What Posner is suggesting is called a working requirement, and many countries have it already (e.g. Turkey and India). Working requirements are necessarily so full of exceptions and holes that they are almost completely ineffective. There are many legitimate reasons why a patentee might not be able to produce the patented invention (beyond, perhaps, a prototype or demonstration). The patentee may need additional funding. It might need regulatory approval. It might be waiting for upstream suppliers. It might require an as-yet uninvented technology to make the invention practical or profitable. The market might not exist yet or might not be large enough to make the invention profitable. It might be building large, expensive factories. It might be negotiating with licensees or still looking for licensees. The list goes on.
Absolutely right. One important group to be aware of when we're discussing ways to defeat trolls are research universities, such as MIT, Cornell, USC, Harvard, Johns Hopkins, etc., which all do a lot of research and licensing of patents, but don't manufacture anything on their own, and yet are not what we think of when we think "trolls". Harming those universities - which rely on licensing revenue to fund their research - is not a good outcome.
One of his thoughts would be to require a patent holder to produce the patented item within a certain time, to cut out patent trolls.

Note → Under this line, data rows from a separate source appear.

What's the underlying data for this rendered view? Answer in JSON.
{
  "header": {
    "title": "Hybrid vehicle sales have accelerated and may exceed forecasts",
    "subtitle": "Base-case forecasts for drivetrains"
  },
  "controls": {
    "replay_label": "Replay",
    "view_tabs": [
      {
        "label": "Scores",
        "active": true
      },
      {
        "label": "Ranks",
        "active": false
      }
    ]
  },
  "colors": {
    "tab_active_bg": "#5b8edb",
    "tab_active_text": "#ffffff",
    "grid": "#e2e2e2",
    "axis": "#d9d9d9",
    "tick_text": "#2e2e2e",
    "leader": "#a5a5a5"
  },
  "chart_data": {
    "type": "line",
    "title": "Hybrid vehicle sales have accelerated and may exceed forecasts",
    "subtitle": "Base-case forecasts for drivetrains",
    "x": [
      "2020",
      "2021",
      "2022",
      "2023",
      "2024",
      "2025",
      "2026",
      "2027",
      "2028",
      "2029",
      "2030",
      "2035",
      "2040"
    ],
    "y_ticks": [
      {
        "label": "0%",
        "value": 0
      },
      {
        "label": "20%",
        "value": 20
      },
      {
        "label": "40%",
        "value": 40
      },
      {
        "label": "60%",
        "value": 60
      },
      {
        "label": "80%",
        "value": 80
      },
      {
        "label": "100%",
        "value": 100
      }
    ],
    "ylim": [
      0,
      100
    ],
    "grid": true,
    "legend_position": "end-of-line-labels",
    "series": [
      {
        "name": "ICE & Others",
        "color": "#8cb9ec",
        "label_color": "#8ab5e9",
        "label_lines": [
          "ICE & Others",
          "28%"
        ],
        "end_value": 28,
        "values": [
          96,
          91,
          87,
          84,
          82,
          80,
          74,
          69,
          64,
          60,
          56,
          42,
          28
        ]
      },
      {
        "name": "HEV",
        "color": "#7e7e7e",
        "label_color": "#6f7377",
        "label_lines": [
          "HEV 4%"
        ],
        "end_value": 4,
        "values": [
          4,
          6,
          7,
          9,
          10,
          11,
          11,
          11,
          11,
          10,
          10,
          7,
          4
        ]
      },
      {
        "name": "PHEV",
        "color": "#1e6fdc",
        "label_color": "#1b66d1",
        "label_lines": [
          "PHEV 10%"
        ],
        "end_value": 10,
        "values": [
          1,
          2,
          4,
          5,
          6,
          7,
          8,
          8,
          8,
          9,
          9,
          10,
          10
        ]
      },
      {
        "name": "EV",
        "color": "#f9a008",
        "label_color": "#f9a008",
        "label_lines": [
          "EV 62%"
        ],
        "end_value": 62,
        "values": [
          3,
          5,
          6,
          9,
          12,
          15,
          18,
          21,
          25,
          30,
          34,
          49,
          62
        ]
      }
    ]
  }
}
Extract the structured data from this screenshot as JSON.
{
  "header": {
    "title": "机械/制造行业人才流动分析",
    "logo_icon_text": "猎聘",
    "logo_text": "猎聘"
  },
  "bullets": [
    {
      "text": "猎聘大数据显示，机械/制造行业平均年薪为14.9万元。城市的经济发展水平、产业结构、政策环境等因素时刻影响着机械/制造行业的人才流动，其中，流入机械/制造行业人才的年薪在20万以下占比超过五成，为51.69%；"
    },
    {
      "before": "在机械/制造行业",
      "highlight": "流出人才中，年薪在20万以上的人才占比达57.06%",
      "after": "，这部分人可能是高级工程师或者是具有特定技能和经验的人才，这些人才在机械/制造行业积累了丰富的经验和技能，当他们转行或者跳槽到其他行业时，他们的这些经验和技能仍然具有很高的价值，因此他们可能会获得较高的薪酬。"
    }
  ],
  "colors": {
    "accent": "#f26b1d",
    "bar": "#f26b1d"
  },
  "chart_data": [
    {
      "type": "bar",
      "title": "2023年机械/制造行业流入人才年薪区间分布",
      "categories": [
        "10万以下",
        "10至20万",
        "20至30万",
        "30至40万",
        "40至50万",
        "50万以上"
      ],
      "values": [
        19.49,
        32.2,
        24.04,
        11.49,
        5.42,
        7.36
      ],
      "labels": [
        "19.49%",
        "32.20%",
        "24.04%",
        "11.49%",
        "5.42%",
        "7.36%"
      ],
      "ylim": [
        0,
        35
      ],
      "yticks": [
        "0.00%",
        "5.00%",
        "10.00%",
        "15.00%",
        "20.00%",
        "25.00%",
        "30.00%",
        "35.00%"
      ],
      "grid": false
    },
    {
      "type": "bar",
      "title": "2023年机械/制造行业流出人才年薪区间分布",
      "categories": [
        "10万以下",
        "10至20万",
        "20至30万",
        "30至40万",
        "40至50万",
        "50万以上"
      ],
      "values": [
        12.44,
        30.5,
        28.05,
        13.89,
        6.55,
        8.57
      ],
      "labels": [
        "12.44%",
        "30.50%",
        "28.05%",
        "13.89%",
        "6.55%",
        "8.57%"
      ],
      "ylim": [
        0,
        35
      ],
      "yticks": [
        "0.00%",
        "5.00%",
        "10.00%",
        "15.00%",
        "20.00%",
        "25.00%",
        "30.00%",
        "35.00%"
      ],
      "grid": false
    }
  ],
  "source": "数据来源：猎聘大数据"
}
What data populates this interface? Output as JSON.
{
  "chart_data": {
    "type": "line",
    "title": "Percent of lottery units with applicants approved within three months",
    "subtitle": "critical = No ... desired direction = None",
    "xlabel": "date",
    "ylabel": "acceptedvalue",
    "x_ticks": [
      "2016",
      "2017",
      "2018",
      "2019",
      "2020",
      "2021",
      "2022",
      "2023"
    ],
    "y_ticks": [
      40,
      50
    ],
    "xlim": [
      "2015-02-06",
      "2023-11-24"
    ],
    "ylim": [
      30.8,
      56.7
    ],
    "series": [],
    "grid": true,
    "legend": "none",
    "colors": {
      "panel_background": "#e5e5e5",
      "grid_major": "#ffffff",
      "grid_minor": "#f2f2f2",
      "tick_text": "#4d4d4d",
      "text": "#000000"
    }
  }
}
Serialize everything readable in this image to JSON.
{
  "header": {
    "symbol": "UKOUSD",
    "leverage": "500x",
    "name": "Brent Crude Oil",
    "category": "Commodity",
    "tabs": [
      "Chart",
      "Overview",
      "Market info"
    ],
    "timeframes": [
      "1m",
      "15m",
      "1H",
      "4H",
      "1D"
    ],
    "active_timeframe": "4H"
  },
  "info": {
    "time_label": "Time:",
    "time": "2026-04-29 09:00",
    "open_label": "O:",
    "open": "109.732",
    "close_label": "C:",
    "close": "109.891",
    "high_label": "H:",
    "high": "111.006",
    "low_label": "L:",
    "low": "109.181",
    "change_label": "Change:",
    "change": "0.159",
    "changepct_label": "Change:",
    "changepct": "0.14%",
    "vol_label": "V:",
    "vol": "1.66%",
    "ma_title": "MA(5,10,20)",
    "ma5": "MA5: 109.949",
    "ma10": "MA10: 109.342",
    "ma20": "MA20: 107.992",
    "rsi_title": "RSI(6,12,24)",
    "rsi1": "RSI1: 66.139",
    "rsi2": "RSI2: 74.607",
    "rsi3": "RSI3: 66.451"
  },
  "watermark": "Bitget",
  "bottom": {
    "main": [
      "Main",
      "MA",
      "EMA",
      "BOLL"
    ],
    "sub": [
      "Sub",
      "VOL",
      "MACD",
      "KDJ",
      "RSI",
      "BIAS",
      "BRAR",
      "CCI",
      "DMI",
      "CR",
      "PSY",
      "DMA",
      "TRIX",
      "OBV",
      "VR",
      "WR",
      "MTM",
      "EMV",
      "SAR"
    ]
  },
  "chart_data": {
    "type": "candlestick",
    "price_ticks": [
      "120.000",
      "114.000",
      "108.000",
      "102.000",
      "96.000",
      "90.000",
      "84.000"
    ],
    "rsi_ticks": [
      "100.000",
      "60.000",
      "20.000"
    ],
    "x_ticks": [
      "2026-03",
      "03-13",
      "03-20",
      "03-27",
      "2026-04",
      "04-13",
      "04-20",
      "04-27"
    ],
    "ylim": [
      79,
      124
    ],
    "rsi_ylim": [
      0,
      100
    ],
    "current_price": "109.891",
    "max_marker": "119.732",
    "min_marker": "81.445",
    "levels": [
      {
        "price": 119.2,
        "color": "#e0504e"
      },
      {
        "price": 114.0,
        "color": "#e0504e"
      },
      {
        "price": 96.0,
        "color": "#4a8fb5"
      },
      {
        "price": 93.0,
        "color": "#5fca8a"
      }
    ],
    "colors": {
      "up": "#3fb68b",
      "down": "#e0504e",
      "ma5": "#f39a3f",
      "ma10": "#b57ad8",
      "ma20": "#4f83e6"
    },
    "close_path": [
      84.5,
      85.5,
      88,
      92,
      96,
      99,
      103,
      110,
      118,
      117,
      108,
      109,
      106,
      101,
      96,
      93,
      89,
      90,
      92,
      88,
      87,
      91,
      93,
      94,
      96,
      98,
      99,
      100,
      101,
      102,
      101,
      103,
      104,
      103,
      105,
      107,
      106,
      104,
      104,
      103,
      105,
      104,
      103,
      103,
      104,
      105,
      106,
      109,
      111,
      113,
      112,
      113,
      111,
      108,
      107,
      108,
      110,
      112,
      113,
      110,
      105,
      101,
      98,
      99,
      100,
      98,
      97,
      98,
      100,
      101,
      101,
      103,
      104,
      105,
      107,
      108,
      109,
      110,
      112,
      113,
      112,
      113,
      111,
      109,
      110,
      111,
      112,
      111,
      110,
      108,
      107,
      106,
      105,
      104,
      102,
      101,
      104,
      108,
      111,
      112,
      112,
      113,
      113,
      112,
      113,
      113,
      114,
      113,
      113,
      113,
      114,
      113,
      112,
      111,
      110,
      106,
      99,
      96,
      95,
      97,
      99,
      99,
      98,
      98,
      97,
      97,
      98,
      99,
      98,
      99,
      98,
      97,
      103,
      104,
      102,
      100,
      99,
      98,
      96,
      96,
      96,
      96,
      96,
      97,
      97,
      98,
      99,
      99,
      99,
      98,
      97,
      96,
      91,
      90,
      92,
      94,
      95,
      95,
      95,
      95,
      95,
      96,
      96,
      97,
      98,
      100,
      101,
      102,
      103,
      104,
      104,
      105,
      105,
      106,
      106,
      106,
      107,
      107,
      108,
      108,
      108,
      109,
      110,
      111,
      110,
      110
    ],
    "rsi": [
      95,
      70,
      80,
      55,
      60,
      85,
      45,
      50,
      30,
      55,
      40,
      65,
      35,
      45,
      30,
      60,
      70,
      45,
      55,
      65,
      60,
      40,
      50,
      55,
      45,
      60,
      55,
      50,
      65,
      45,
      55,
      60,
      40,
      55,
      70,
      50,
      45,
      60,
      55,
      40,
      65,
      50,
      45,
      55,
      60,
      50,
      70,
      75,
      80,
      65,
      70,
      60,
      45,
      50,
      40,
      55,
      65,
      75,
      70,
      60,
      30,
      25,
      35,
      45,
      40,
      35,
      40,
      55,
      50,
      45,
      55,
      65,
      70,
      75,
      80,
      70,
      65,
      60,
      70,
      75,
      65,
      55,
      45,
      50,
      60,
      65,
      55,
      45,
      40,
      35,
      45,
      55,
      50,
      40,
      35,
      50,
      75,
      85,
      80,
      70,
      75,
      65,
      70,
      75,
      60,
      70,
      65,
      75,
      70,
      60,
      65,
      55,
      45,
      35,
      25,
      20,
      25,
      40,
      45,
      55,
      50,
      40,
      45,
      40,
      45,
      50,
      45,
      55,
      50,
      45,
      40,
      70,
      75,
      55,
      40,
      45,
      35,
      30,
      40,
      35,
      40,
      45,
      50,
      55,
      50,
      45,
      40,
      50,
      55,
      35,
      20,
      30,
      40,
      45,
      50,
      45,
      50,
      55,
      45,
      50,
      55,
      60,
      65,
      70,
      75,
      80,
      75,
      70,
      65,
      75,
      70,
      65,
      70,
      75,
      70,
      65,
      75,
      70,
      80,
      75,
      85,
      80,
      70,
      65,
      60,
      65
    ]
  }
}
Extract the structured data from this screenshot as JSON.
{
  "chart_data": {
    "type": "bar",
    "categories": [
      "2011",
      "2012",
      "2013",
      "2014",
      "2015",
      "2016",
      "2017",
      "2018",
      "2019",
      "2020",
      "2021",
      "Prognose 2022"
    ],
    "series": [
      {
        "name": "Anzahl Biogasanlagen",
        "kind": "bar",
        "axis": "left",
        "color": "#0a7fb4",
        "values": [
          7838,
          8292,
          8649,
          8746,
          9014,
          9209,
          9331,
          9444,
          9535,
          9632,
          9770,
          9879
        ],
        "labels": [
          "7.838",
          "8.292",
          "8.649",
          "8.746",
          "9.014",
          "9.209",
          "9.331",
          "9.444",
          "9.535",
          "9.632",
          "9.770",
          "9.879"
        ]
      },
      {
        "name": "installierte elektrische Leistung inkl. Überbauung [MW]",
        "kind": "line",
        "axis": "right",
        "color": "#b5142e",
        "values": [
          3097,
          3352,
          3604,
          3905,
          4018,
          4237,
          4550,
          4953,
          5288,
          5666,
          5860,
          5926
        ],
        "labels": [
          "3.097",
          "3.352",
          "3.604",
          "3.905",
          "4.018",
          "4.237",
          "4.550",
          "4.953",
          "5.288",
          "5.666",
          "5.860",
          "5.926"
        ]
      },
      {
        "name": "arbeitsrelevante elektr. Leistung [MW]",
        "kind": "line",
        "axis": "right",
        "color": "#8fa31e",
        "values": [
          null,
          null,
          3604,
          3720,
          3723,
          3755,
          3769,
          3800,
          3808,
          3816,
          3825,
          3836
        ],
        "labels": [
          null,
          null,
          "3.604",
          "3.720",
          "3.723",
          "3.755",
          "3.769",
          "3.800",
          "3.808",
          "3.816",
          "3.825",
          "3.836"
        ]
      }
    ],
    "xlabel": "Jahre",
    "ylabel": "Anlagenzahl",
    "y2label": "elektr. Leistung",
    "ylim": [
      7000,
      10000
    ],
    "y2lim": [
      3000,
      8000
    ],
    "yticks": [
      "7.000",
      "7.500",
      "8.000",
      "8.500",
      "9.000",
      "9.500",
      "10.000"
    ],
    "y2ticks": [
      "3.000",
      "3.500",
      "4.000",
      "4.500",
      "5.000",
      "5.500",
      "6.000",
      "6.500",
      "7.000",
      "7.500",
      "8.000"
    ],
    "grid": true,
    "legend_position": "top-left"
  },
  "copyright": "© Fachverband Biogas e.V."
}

This would not eliminate patent trolls so much as it would eliminate vague hand-waving patents which are really nothing more than glorified wish lists of features (often written by companies who apparently have no idea how to implement any of them). This would be great indeed, because it is exactly these vague unimplemented patents which companies (often trolls in fact) later try to expand and enforce against enormously broad swaths of unrelated products--products that the patent "inventors" never even envisioned. Requiring implementation would both weed out people who do not actually invent anything beyond a wish list, and would dramatically narrow the scope of some patents.
http://www.abajournal.com/news/article/judge_posner_hits_goofy_trend_in_gop_says_hes_becoming_less_conservative/?utm_source=maestro&utm_medium=email&utm_campaign=weekly_email Here's a short piece in the ABA Journal, wherein Judge Posner mentions the same topic, and also says some interesting things about why he, despite having once been something of an inspiration for people like Justices Rehnquist and Scalia, is now becoming disenchanted with the Conservative movement. As usual (at least IMHO), he speaks with wit and insight. For those of you not familiar with him, Posner is a bit of a rock star in the legal profession, a brilliant, prolific author, and one of the driving forces behind the influential "Law and Economics" movement. When he speaks, even if my gut reaction is to disagree, I listen.
Cisco
HP
Dell
Sony
Amazon
Ebay
Asus
Alienware
or perhaps:
RedHat
Microsoft
Apple
IBM
or
Toyota
Honda
Ford
Kia
Mercedes
BMW
Do those sound familiar? Big names *do* sell software and electronics just like they sell shoes. There are plenty of people who buy Cisco because of brand-reputation. Maybe they'd do just as well with something from Juniper or CoyotePoint, but they trust the Cisco name. Of course, today's actions do determine tomorrow's reputation, but often enough tomorrow is quite far away.
Beyond that, there's an expectation of quality associated with a name (and often with the price). People expect their $$$ brand diamond jewelry to contain real diamonds. They may expect their high-end brand-name shoes/clothes to last longer than certain other brands.
Dell did really well on their name for awhile (Dude, you've got a Dell), even if inside it wasn't better than many competitors. Companies sell financial systems, operating systems based on brand as well.
Hell. People by snot and butt-wipe paper based on brand. They buy pickles, mustard, and ketchup based on brand.
Don't kid yourself, brand means a lot in *MANY* industries, including IT.